Nous connaissons un autre passage des Évangiles ou Jésus recommande à Marie Madeleine l’inverse :
« Ne me touche pas ».« Ne me retiens pas, car je ne suis pas encore monté vers le Père. Jn 20,17
Pouvons-nous expliquer cette contradiction ?
Une fois qu’elle le reconnaît, Marie Madeleine croit que Jésus est le Maître, le Ressuscité, le Seigneur. Sa contemplation est suffisante. Elle croit. Elle voit. Surtout, elle découvre, selon le point de vue de Jésus, qu’il importe de ne pas essayer de retenir Celui qui monte vers le Père car il est donné à tous. Une seule personne, dont on peut très bien comprendre qu’elle souhaiterait le tenir dans ses bras, ne peut se l’accaparer à elle toute seule.
Thomas, lui, ne croit pas que le crucifié et le ressuscité puisse être le même personnage. Alors Jésus lui offre de toucher ses plaies. Celles-ci deviennent une preuve à laquelle il accepte de se soumettre. L’évangéliste, relatant cet événement, veut montrer que Jésus est bien vivant. Il est le même, tout en étant différent. Il parle et on peut lui parler. On peut aussi le prier, le louer. Le corps du Christ est bel et bien visible, touchable. Ce n’est pas un fantôme. C’est un être vivant qui entre en relation avec ses amis, qui mange avec eux. Jean parle avec réalisme du corps personnel du Ressuscité.
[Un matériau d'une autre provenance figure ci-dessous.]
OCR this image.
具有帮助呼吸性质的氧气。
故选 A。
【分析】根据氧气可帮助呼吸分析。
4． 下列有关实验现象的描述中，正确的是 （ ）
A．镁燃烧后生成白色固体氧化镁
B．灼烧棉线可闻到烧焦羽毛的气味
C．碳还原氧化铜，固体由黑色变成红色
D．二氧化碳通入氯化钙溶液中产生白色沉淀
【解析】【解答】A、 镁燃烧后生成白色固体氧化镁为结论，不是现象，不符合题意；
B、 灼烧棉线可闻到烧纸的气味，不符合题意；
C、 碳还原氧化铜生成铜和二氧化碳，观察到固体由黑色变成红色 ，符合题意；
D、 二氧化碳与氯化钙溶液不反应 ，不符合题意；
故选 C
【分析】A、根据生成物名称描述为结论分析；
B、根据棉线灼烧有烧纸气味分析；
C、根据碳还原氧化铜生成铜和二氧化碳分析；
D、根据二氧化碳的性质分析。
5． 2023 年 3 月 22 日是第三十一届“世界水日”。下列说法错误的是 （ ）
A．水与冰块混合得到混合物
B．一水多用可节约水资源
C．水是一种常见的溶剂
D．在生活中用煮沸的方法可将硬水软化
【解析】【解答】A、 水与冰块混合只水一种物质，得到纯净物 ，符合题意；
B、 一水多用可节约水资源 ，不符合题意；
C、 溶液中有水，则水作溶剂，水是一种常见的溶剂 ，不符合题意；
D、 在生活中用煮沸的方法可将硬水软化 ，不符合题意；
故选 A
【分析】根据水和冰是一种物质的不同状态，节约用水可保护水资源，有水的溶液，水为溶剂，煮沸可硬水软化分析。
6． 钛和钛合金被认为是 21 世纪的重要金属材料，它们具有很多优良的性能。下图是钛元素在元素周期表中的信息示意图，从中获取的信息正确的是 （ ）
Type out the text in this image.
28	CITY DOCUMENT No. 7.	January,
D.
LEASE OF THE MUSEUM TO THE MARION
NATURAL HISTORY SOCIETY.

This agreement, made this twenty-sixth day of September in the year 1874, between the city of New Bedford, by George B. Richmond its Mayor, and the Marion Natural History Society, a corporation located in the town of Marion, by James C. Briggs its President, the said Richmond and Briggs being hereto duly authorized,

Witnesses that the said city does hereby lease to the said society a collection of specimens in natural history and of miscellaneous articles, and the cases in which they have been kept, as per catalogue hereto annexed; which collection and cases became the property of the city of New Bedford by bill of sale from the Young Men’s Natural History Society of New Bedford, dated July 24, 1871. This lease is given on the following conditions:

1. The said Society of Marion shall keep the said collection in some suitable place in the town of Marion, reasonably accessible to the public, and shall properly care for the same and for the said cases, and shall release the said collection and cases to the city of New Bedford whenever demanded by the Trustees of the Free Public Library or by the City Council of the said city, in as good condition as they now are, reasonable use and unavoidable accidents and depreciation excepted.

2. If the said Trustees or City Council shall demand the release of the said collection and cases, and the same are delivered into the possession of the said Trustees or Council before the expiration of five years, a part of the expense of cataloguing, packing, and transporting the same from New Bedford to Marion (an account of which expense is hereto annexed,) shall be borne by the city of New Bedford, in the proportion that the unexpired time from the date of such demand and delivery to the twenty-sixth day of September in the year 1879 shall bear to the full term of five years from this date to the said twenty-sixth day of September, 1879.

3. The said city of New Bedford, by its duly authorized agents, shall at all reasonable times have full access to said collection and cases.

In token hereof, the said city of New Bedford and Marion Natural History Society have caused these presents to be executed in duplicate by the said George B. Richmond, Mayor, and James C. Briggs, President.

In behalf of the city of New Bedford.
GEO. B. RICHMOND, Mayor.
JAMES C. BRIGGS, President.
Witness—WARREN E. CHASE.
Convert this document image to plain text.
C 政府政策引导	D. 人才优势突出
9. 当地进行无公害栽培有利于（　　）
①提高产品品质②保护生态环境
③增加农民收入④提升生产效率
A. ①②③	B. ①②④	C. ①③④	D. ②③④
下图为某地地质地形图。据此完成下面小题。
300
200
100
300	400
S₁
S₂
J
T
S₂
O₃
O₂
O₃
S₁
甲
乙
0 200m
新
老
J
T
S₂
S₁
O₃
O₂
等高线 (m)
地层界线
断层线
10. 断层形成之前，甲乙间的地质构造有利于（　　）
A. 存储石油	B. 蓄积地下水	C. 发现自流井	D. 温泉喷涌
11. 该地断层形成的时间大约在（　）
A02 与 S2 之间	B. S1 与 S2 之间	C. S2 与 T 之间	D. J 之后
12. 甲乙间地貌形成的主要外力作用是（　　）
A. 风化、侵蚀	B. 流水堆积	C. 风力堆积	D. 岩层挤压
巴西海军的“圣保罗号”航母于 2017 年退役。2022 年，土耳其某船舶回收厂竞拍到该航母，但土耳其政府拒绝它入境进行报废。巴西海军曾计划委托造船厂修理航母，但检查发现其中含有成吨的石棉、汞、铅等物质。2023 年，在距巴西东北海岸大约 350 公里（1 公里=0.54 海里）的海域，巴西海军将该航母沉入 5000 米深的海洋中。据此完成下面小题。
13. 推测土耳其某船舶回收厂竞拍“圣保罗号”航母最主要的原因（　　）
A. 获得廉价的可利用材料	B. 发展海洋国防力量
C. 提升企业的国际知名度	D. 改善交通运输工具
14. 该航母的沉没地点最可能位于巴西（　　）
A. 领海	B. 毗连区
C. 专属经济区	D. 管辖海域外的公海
D’autres apôtres utilisent un langage différent pour parler du Ressuscité.
Paul, par exemple, est plus symbolique. Sans omettre la réalité personnelle et corporelle du Seigneur, il présente le corps de Jésus en parlant de l’Église fondée par le Ressuscité. Elle est le corps du Maître de l’Univers composé de l’ensemble des fidèles du Christ dans la mesure où, ayant des liens entre eux, ces fidèles sont en lien avec le Christ Ressuscité. Diverses images expriment ce lien : le Christ est la tête du corps qui est l’Église. Le Christ est l’époux alors que l’Église est l’épouse. L’Église épouse est le véritable corps du Christ ressuscité, une création nouvelle qui va engendrer un monde nouveau. Un nouvel Adam, une humanité nouvelle, parfaite. Le Christ est la tête : principe de la nouvelle création, initiateur de la vie dans l’Esprit. Christ ressuscité renouvelle l’existence humaine.
Toutes ces images apportent une vision du ressuscité qui englobe l’ensemble de l’humanité greffée sur le Christ. Il y a contemplation du Ressuscité quand nous voyons, très concrètement, le renouvellement du monde. Un monde nouveau dont le Christ est la tête. Tel est le message du livre des Actes des Apôtres, la première lecture de ce jour.
« de plus en plus, des foules d’hommes et de femmes, en devenant croyants, s’attachaient au Seigneur… Et tous étaient guéris ».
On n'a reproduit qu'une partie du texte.